The evolution of disease is insidious and structural and functional brain changes may be present more than a decade before symptoms and signs become manifest.
The earliest site of pathology is the striatum. The pharmacological treatments in Huntington's disease is currently limited because pathophysiological mechanisms at the base of onset are poorly understood.
The primary objective of this PhD project was the creation of a model system for Huntington's disease through the production and characterization of iPSCs from HD patients We isolated fibroblasts from three HD patients with different number of CAG repeats, in order to generate IPSc.
After a neuralization protocol was performed on iPSCs from both two healthy donors and three HD patient, respectively with 43,64, 85 CAG repeats.
In our lab, a reproducible system to establish stable hiNSCs, directly from iPSCs, able to spontaneously differentiate into the three neural lineages: astrocytes, oligodendrocytes and neurons, was optimized.
The spontaneous differentiation, without the addition of molecules that induce neural commitment will permit us to study the contemporary development of all three neural lineages.
Neurospheres obtained from HD patients immediately showed differences from healthy controls.

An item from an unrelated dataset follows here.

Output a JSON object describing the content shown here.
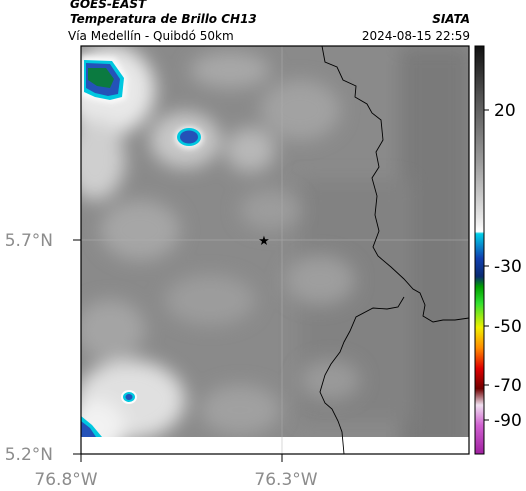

They showed a higher rate of growth, a reduction in the expression of differentiation markers and an increase in pluripotency markers.
These data have led us to hypothesize a greater self-renewal in HD neurospheres.
We therefore decided to focus our attention on the balance between selfrenewal and differentiation, in particular on the role of histone methyltransferase Ezh2 in this regulation.
From subsequent analyses it emerged that in HD neurospheres there is a significant increase in the Ezh2 protein, compared with the levels expressed in healthy controls.
Preliminary data has led us to hypothesize that there is a direct relationship between increase in EZH2 protein and elongation of the polyQ tract in the Htt protein.